# Pigeons & Climate



## dekebrent (Jun 17, 2005)

Appreciate any advice anyone has on this topic. I am going away for a trip, and will be having a friend look after my little buddy, Pete the Pigeon. My friend's house, however, tends to be a little warm in the summer -- sometimes reaching 90 degrees when it is very hot outside. It will only be for a couple of days. Will this be too hot for Pete the Pigeon? Will he handle the heat OK w/ a good supply of water? Or should I make alternative arrangements?


----------



## Pidgey (May 20, 2005)

Well, if he's not going to be exerting himself it shouldn't matter at all. Look how many pigeons live just under the roof of a metal building--it's gotta' get the better part of 120 degrees and they don't seem to care! And have you seen them standing on barn-tin in bare feet in the hot sun? You and I couldn't do it!

Pidgey


----------



## pdpbison (Mar 15, 2005)

Hi Pidgey,

He should be fine...

Daily fresh Water of course, a nice Bath now and then...

The ones here have to deal with sometimes 124 degrees on the outskirts of town, and certainly 118 intown is not uncommon.

Sometimes they pant...

How they can undure these heats amazes me.

Often, my little abode is 104 inside ( no air conditioning for this boy...) and they never seemed to mind.

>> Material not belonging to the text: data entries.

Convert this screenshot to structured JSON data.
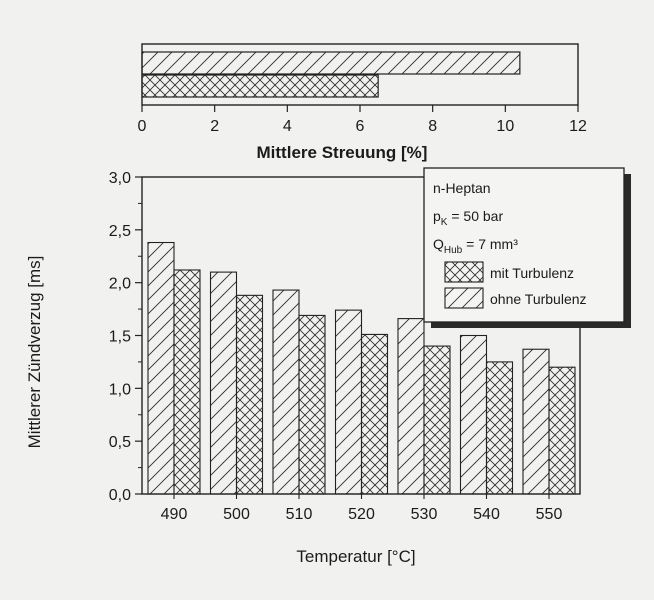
{
  "chart_data": [
    {
      "type": "bar",
      "orientation": "horizontal",
      "xlabel": "Mittlere Streuung  [%]",
      "xlim": [
        0,
        12
      ],
      "xticks": [
        0,
        2,
        4,
        6,
        8,
        10,
        12
      ],
      "bars": [
        {
          "series": "ohne Turbulenz",
          "value": 10.4
        },
        {
          "series": "mit  Turbulenz",
          "value": 6.5
        }
      ]
    },
    {
      "type": "bar",
      "xlabel": "Temperatur  [°C]",
      "ylabel": "Mittlerer Zündverzug  [ms]",
      "ylim": [
        0,
        3.0
      ],
      "yticks": [
        "0,0",
        "0,5",
        "1,0",
        "1,5",
        "2,0",
        "2,5",
        "3,0"
      ],
      "categories": [
        "490",
        "500",
        "510",
        "520",
        "530",
        "540",
        "550"
      ],
      "series": [
        {
          "name": "ohne Turbulenz",
          "values": [
            2.38,
            2.1,
            1.93,
            1.74,
            1.66,
            1.5,
            1.37
          ]
        },
        {
          "name": "mit  Turbulenz",
          "values": [
            2.12,
            1.88,
            1.69,
            1.51,
            1.4,
            1.25,
            1.2
          ]
        }
      ],
      "legend": {
        "position": "top-right",
        "lines": [
          "n-Heptan",
          "p",
          "K",
          " = 50 bar",
          "Q",
          "Hub",
          " = 7 mm³"
        ],
        "entries": [
          "mit  Turbulenz",
          "ohne Turbulenz"
        ]
      }
    }
  ]
}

At midnight here, in Summer, it can still be over a hundered outside.

Phil
el ve


----------



## dekebrent (Jun 17, 2005)

Thanks to both of your for the prompt response. Pigeons are amazing in that they can deal w/ almost anything, it seems.


----------



## Skyeking (Jan 17, 2003)

Hi there,

I have 50 pigeons and live in Florida, where it reaches in the upper ninety's. They can handle extreme temperatures, but not drafts of wind or standing water. I just make sure their drinking water is always full, that they have shade, and pools to play in out in their aviaries.

Treesa


----------